The display of the GlowLight 4e is glare-free and has 212 pixels per inch. Due to the display’s recessed position in relation to the bezels, dirt may accumulate at the edges. This e-reader has four physical buttons, two on each side, in addition to its touchscreen navigation, so you can choose whether you prefer the tactile feedback of a physical button. The buttons make using the Nook GlowLight 4e with one hand easier and more comfortable. If you ever encounter issues with your e-reader, Barnes & Noble offers free support in-store. This e-reader is compatible with ePub, PDF, Adobe DRM ePub, and PDF files in addition to books purchased from the e-book store at Barnes & Noble.
Kobo Libra 2
Don’t want to pay Amazon with your hard-earned money? Your next best option is a Kobo. There are currently five e-readers available from the company, which is owned by Japanese retailer Rakuten and costs anywhere from $110 to $400.
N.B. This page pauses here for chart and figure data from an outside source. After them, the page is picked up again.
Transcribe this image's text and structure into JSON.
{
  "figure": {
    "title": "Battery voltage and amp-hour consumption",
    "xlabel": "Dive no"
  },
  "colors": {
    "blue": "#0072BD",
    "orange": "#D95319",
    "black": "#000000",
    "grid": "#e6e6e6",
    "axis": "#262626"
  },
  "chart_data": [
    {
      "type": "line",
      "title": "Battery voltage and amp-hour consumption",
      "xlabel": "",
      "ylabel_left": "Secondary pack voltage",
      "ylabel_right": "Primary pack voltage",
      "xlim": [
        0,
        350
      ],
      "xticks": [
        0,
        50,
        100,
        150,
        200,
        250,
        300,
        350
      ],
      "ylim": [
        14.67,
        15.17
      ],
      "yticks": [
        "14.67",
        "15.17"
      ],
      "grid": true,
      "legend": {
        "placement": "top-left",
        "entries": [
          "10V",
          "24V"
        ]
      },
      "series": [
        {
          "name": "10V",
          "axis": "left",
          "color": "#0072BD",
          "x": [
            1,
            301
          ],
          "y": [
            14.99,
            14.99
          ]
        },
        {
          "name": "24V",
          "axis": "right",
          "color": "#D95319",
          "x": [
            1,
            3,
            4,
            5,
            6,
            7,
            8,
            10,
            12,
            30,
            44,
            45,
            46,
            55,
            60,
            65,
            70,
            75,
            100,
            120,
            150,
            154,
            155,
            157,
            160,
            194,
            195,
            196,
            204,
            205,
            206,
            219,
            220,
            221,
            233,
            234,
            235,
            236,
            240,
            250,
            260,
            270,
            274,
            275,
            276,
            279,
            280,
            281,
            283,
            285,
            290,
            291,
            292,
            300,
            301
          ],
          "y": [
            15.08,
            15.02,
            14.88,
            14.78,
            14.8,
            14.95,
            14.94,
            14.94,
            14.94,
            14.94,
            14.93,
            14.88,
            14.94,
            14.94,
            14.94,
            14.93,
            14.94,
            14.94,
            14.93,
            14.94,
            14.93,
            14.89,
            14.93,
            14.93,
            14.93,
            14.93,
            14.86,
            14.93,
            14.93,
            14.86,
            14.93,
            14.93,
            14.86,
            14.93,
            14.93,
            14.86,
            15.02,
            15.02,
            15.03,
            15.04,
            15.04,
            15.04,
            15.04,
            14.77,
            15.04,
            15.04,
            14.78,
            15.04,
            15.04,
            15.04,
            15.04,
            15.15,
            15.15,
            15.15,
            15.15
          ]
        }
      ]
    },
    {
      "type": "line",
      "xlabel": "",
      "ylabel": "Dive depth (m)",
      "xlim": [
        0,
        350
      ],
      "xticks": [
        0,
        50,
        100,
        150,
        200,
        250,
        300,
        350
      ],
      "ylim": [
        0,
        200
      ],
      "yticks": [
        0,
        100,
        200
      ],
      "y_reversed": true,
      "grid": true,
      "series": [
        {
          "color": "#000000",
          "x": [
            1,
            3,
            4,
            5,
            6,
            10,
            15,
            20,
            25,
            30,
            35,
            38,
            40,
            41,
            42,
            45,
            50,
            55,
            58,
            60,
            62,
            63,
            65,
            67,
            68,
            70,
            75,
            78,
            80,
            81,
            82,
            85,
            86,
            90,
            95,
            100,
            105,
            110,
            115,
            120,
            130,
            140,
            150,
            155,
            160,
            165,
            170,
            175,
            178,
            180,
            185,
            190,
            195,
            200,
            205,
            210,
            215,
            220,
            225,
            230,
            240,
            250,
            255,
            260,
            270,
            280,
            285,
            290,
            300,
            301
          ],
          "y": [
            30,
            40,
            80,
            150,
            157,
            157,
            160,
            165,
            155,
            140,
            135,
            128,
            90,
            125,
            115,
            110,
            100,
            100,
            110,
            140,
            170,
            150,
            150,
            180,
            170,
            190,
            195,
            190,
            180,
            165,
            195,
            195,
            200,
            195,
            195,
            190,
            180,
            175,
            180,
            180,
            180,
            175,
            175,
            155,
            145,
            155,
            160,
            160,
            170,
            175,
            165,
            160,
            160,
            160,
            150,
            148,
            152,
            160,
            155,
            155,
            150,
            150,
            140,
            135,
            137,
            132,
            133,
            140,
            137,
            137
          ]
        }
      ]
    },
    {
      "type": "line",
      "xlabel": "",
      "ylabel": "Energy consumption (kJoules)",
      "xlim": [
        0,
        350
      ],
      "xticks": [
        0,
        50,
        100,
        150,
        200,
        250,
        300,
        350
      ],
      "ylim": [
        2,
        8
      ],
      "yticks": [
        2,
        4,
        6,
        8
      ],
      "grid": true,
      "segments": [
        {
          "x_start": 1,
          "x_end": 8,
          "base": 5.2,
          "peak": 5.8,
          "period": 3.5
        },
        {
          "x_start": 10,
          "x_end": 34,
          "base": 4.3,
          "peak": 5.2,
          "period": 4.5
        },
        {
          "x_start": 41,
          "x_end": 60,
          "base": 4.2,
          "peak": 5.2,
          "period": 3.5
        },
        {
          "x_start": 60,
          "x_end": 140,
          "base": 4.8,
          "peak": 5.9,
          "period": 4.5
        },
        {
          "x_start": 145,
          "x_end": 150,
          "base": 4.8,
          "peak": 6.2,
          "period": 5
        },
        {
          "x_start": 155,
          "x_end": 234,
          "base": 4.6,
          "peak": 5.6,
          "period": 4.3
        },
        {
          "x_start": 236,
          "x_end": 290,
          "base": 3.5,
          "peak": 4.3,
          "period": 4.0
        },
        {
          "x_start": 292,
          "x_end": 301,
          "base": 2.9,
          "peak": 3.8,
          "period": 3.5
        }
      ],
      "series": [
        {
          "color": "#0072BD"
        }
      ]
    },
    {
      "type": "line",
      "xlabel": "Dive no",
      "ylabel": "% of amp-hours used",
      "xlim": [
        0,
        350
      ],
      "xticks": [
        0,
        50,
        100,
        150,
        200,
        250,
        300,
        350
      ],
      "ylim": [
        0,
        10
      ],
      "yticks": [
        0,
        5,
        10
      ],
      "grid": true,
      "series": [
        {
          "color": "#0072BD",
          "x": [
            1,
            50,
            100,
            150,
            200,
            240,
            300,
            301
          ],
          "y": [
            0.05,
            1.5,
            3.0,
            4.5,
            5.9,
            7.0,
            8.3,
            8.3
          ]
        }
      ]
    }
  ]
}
The Kobo Libra 2 is best for the majority of users. It is watertight, has physical buttons for turning pages, which I really like, and supports Bluetooth so you can connect headphones and listen to audiobooks. Similar to the Kindle, the Overdrive integration found on Kobo slates makes it simple to read books from libraries. You get 32 gigabytes of storage and a fast 7-inch E Ink screen with an adjustable front light and even a dark mode that lets you read in the dark with white text on a black background. You can even read it in landscape mode if that’s your preference. Adrienne So, editor of WIRED, claims that the Kobo’s screen is still slower than the Kindle’s; it took her a long time to enter her account information and log in.